Private Equity Tricks

Hi guys,

I'll keep it simple... what tricks will private equity managers use to make returns look bigger, improve balance sheet, legally decrease taxes, make money out of thin air, etc... Please share secret sauce ingredients.

Comments appreciated & looking forward to a constructive debate.

 

I came across an interesting example where a smaller-mid cap European PE fund sold a brand and the entire trademarks portfolio of a recently acquired company a to the unknown offshore company b for X millions. Company a has made X millions "on paper", but it never got that money, because since the sale, the a has been paying royalties to b for the use of the brand (the royalties has been deducted from the purchase price). Afterwards, the a got the brand and its trademarks' portfolio back by using another interesting maneuver. The b has undertaken the recapitalization of the company a and invested its brand in a's capital. As a result, offshore company b became (50%) owner of a.

The tricky part of this maneuver is that before the recapitalization, b re-valued and increased the value of the previously purchased brand for 3X.

... magic

Right now reading about Cerberus and their practices...

 
Bass12:
Not really cheating...but counting tax distributions in excess of what you actually owe in taxes as dividends for your IRR and MOIC calculations. Did this recently on a portfolio company we exited

I was going to share this one - because it's not cheating, but it's total bullshit.
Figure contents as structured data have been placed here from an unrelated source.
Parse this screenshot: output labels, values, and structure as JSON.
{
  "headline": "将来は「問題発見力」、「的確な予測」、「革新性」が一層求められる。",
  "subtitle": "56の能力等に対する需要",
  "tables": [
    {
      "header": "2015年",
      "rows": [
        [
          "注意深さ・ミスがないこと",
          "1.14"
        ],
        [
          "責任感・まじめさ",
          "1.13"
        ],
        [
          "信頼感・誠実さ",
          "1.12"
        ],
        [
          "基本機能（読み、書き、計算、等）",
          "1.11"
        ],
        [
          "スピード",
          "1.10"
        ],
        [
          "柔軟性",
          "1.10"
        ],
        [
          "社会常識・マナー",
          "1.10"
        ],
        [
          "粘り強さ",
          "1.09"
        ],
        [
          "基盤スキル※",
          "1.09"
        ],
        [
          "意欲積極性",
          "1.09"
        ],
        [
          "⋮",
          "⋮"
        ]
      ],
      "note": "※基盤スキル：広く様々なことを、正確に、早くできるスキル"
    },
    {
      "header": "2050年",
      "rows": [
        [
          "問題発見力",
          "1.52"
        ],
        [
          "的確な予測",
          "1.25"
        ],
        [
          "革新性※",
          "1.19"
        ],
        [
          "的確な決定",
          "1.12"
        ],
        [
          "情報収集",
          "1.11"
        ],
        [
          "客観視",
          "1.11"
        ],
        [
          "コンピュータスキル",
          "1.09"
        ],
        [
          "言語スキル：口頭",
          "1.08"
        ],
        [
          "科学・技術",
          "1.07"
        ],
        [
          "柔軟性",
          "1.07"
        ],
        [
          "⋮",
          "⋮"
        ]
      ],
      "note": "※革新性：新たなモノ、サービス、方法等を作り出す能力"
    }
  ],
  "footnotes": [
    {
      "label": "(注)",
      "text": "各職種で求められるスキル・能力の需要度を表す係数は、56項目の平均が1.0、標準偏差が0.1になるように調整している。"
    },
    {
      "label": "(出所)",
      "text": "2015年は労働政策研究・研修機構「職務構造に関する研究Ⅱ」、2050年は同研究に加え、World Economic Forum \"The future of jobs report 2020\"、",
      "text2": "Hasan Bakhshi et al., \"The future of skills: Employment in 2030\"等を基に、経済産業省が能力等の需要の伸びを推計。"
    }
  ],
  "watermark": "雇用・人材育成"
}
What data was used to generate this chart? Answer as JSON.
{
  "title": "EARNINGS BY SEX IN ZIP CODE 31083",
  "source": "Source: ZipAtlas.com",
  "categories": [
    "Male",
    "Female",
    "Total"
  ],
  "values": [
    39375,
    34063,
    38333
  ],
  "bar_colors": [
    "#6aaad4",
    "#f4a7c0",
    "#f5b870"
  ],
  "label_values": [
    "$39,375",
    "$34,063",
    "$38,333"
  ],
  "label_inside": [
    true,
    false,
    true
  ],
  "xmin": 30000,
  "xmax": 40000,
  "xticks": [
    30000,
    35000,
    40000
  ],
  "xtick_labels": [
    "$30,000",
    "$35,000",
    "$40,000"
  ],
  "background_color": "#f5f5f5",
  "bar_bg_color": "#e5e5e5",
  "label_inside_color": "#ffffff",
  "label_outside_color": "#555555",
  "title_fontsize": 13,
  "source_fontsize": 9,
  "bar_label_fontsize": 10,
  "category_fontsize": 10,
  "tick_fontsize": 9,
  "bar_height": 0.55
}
Especially when the GP just counts tax distributions, period, as capital returned for the purpose of IRR calc. Seen that one done, couldn't believe it.

The smart LPs have started to ask for returns as if all portcos were C-corps.

"Son, life is hard. But it's harder if you're stupid." - my dad
 

Expanding on the subscription line comment, GPs increasingly use this as a tool to boost IRRs by deferring LP capital calls. For instance, when a GP makes an investment, they will fund using the sub line and call capital from LPs at some point in the future (usually 3-12 months). This creates an inherent IRR benefit and usually can add anywhere from 100-300bps of return, which, mind you, can be the difference between a GP generating carry or not. While optically this helps returns, it also creates a funding misalignment with LPs that did not realize their funding curve would get pushed out due to this financial engineering. LPs have caught onto this misalignment and now it's becoming more commonplace for GPs to show returns that are gross of sub line leverage, as well as providing an option for LPs to invest in feeder funds that are not able to use sub line leverage.

 

In my experience this was and is usually done in a fundraising process. Got some investments that are not doing great but not a year old? Mark them at cost. Mark other things at above cost that LPs or others may or may not ask questions And if public markets are good. Then mark them lower later (post audit and after you’ve secured said fundraising). Usually the argument is the company WAS doing better but hit a rough patch in the next three months. Oh but that was after LPs committed to the next fund? Oops. My bad. There are a number of studies that have said that this is quite a practice at times of fundraising so even “dumb” LPs are wise to it. Selective comps with public companies? Check. I know this sounds super basic and JV but it is how it is.

Hope this helps.

I used to do Asia-Pacific PE (kind of like FoF). Now I do something else but happy to try and answer questions on that stuff.
 

I have seen dividend recaps whose funds are re-invested into the same company using a fund's recycling provision only counted once for MOIC purposes. Imagine investing $100M. After 6-9 months, you do a recap and get $30M of equity returned to the fund. 6 months later, you do an add-on acquisition and re-invest the $30M of equity. Then you say, "oh yeah, we invested a total of $100M of equity here"...

Funny money

 

Oh boy! "hey, how come these $3m dollars in marketing spend are making their way back into our adjusted Ebitda?" "it's non recurring mate!" "but aren't we doing the same event next year and another 2 that are even bigger than this one?" "......."

 

Very short sighted of a PE firm to do anything that "tricks" the people funding them into believing their IRR is higher than it really is. Same deal with fucking over lenders and saying "lol gotcha" when a lender brings up an issue. Like yeah...you can legally get away with it but you probably shouldn't because you'll damage your reputation long term and the PE community is very small.